Dr. Stephen Schultz (left) announced as an ANS fellow at the 2017 Winter Meeting. Photo courtesy of the American Nuclear Society.
Although the nuclear utility industry relies on many experts to safely and reliably generate electricity for communities across the country, few rise to the level of Dr. Stephen Schultz.
Last fall, Schultz was one of 11 members recognized by the American Nuclear Society (ANS) as a “fellow” of the society for his outstanding accomplishments in nuclear science and engineering. “What makes his accomplishment even more notable is that ANS fellows typically hail from national laboratories or universities,” said Steve Nesbit, director of nuclear policy and support at Duke Energy. Of the 700 fellows recognized by ANS over the more than 50-year history of the organization, Schultz is one of only a handful to make his mark while working in the utility industry.
Dr. Schultz was recognized for technical leadership in the utility industry and regulatory agencies both in the U.S. and internationally. Specifically, his expertise is in the development, licensing and application of new analysis methods and regulatory approaches to ensure nuclear reactor safety, while improving performance. For example, nuclear plants have been transitioning to a new methodology that provides an improved approach to some of the radiological calculations used by the NRC to evaluate reactor siting, design and design modifications. On behalf of the industry, Dr.
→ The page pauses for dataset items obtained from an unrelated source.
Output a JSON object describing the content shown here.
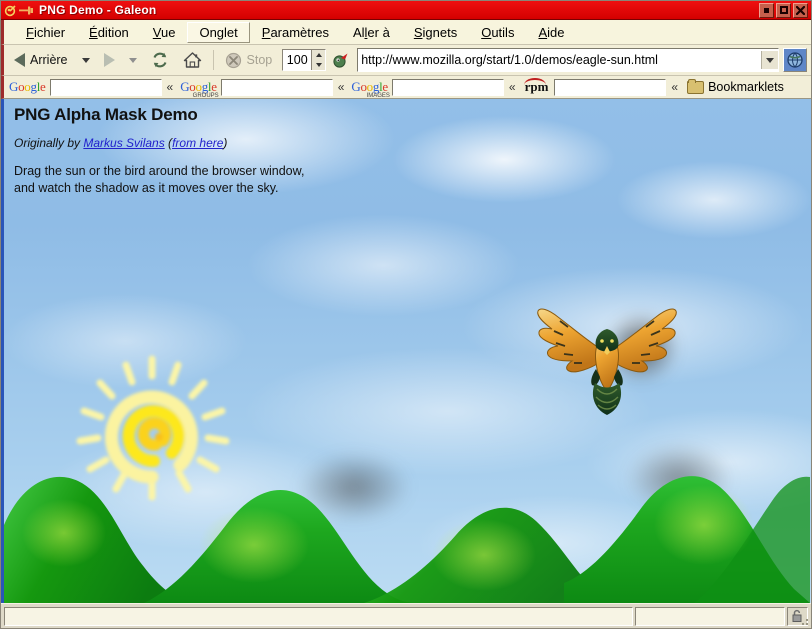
{
  "window": {
    "title": "PNG Demo - Galeon",
    "icon": "galeon-icon",
    "pin_icon": "pin-icon",
    "controls": {
      "minimize": "minimize-button",
      "maximize": "maximize-button",
      "close": "close-button"
    }
  },
  "menubar": {
    "items": [
      {
        "label": "Fichier",
        "accel": "F"
      },
      {
        "label": "Édition",
        "accel": "É"
      },
      {
        "label": "Vue",
        "accel": "V"
      },
      {
        "label": "Onglet",
        "accel": "g",
        "raised": true
      },
      {
        "label": "Paramètres",
        "accel": "P"
      },
      {
        "label": "Aller à",
        "accel": "l"
      },
      {
        "label": "Signets",
        "accel": "S"
      },
      {
        "label": "Outils",
        "accel": "O"
      },
      {
        "label": "Aide",
        "accel": "A"
      }
    ]
  },
  "toolbar": {
    "back_label": "Arrière",
    "back_icon": "back-arrow-icon",
    "back_dropdown_icon": "chevron-down-icon",
    "forward_icon": "forward-arrow-icon",
    "forward_dropdown_icon": "chevron-down-icon",
    "reload_icon": "reload-icon",
    "home_icon": "home-icon",
    "stop_icon": "stop-icon",
    "stop_label": "Stop",
    "stop_enabled": false,
    "zoom_value": "100",
    "zoom_up_icon": "spinner-up-icon",
    "zoom_down_icon": "spinner-down-icon",
    "favicon": "mozilla-favicon",
    "url_value": "http://www.mozilla.org/start/1.0/demos/eagle-sun.html",
    "url_placeholder": "",
    "url_dropdown_icon": "chevron-down-icon",
    "go_icon": "go-globe-icon"
  },
  "bookmarkbar": {
    "entries": [
      {
        "logo": "Google",
        "sub": "",
        "field_value": "",
        "field_placeholder": "",
        "chevron": "«"
      },
      {
        "logo": "Google",
        "sub": "GROUPS",
        "field_value": "",
        "field_placeholder": "",
        "chevron": "«"
      },
      {
        "logo": "Google",
        "sub": "IMAGES",
        "field_value": "",
        "field_placeholder": "",
        "chevron": "«"
      },
      {
        "logo": "rpm",
        "sub": "",
        "field_value": "",
        "field_placeholder": "",
        "chevron": "«"
      }
    ],
    "folder_label": "Bookmarklets",
    "folder_icon": "folder-icon"
  },
  "page": {
    "title": "PNG Alpha Mask Demo",
    "credit_prefix": "Originally by ",
    "credit_author": "Markus Svilans",
    "credit_open_paren": " (",
    "credit_link": "from here",
    "credit_close_paren": ")",
    "desc_line1": "Drag the sun or the bird around the browser window,",
    "desc_line2": "and watch the shadow as it moves over the sky.",
    "sun_alt": "sun-image",
    "bird_alt": "eagle-image",
    "hills_alt": "green-hills-image"
  },
  "statusbar": {
    "message": "",
    "progress_value": "",
    "lock_icon": "unlocked-padlock-icon",
    "resizer_icon": "resize-grip-icon"
  },
  "colors": {
    "titlebar": "#e00000",
    "chrome": "#f2eed8",
    "accent_blue": "#2a55b8",
    "sky": "#93bfe8",
    "hill_green": "#19a019",
    "link": "#2222cc"
  }
}
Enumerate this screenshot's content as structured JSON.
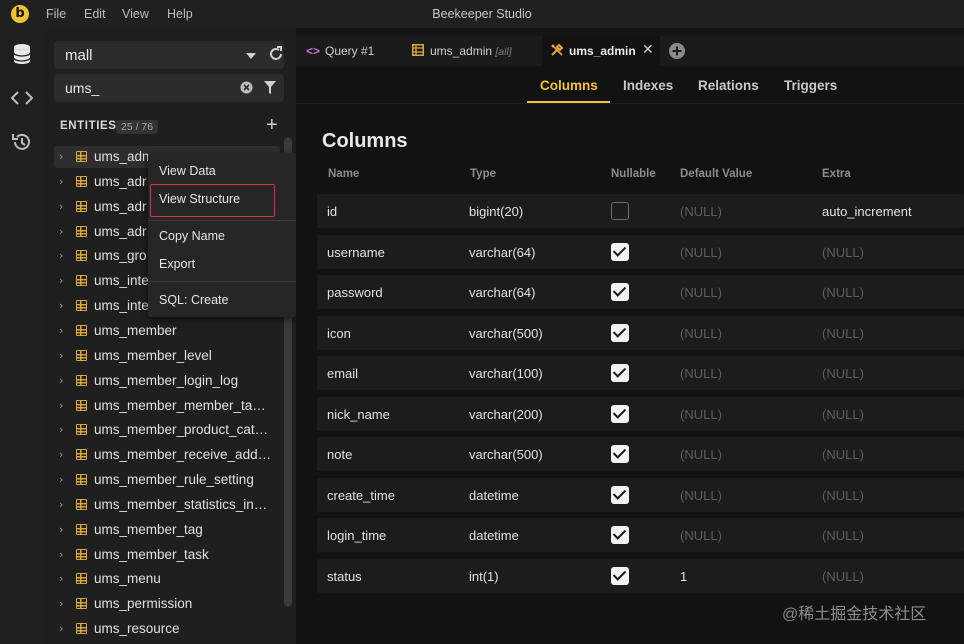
{
  "app": {
    "title": "Beekeeper Studio",
    "logo_letter": "b",
    "menu": [
      "File",
      "Edit",
      "View",
      "Help"
    ]
  },
  "sidebar": {
    "database": "mall",
    "filter_value": "ums_",
    "entities_label": "ENTITIES",
    "entities_count": "25 / 76",
    "entities": [
      "ums_adm",
      "ums_adr",
      "ums_adr",
      "ums_adr",
      "ums_gro",
      "ums_inte",
      "ums_inte",
      "ums_member",
      "ums_member_level",
      "ums_member_login_log",
      "ums_member_member_ta…",
      "ums_member_product_cat…",
      "ums_member_receive_add…",
      "ums_member_rule_setting",
      "ums_member_statistics_in…",
      "ums_member_tag",
      "ums_member_task",
      "ums_menu",
      "ums_permission",
      "ums_resource"
    ]
  },
  "context_menu": {
    "items": [
      "View Data",
      "View Structure",
      "Copy Name",
      "Export",
      "SQL: Create"
    ],
    "highlighted": "View Structure"
  },
  "tabs": [
    {
      "label": "Query #1",
      "icon": "code-icon"
    },
    {
      "label": "ums_admin",
      "sub": "[all]",
      "icon": "table-icon"
    },
    {
      "label": "ums_admin",
      "icon": "tools-icon",
      "active": true
    }
  ],
  "subtabs": [
    "Columns",
    "Indexes",
    "Relations",
    "Triggers"
  ],
  "active_subtab": "Columns",
  "structure": {
    "heading": "Columns",
    "headers": [
      "Name",
      "Type",
      "Nullable",
      "Default Value",
      "Extra"
    ],
    "rows": [
      {
        "name": "id",
        "type": "bigint(20)",
        "nullable": false,
        "default": "(NULL)",
        "extra": "auto_increment"
      },
      {
        "name": "username",
        "type": "varchar(64)",
        "nullable": true,
        "default": "(NULL)",
        "extra": "(NULL)"
      },
      {
        "name": "password",
        "type": "varchar(64)",
        "nullable": true,
        "default": "(NULL)",
        "extra": "(NULL)"
      },
      {
        "name": "icon",
        "type": "varchar(500)",
        "nullable": true,
        "default": "(NULL)",
        "extra": "(NULL)"
      },
      {
        "name": "email",
        "type": "varchar(100)",
        "nullable": true,
        "default": "(NULL)",
        "extra": "(NULL)"
      },
      {
        "name": "nick_name",
        "type": "varchar(200)",
        "nullable": true,
        "default": "(NULL)",
        "extra": "(NULL)"
      },
      {
        "name": "note",
        "type": "varchar(500)",
        "nullable": true,
        "default": "(NULL)",
        "extra": "(NULL)"
      },
      {
        "name": "create_time",
        "type": "datetime",
        "nullable": true,
        "default": "(NULL)",
        "extra": "(NULL)"
      },
      {
        "name": "login_time",
        "type": "datetime",
        "nullable": true,
        "default": "(NULL)",
        "extra": "(NULL)"
      },
      {
        "name": "status",
        "type": "int(1)",
        "nullable": true,
        "default": "1",
        "extra": "(NULL)"
      }
    ]
  },
  "watermark": "@稀土掘金技术社区",
  "colors": {
    "accent": "#f2c230",
    "highlight_border": "#e0313e",
    "table_icon": "#d8a83a",
    "background": "#121212"
  }
}
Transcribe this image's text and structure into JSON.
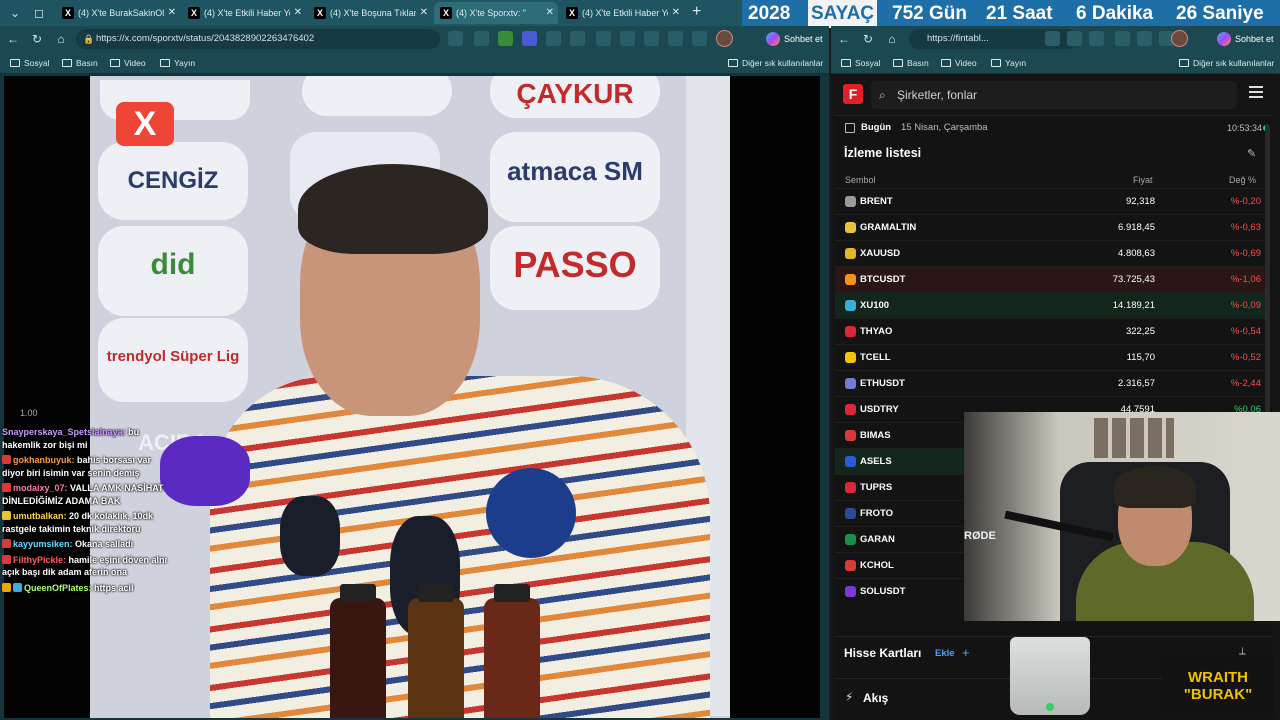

Schultz and his industry peers worked with the Nuclear Regulatory Commission to establish the new regulations and regulatory guidance, making the calculations more realistic. In addition, he led the application of the new methodology at the Oconee, McGuire and Catawba nuclear plants.
After obtaining his Ph.D. in nuclear engineering from the Massachusetts Institute of Technology, Schultz began his career at Yankee Atomic Electric Company. He worked there for 20 years, rising to vice president of Engineering Services for the company that provided support for several nuclear reactors in the northeast. After Yankee Atomic was acquired by a Duke Energy affiliate, Schultz finished his utility career at Duke Energy as nuclear design manager in Nuclear Fuels Engineering.
Schultz has shared his expertise broadly with numerous domestic and international programs since retiring in 2010. Most notably, he worked as a consultant for the International Atomic Energy Agency in Vienna, Austria, and served a four-year term on the Nuclear Regulatory Commission’s Advisory Committee on Reactor Safeguards. He also chaired its Fukushima Subcommittee, which informed some of the post-Fukushima activities that made U.S. nuclear plants even safer.
Despite his prominence in nuclear industry circles, Dr. Schultz also remains active in his local ANS section in Charlotte.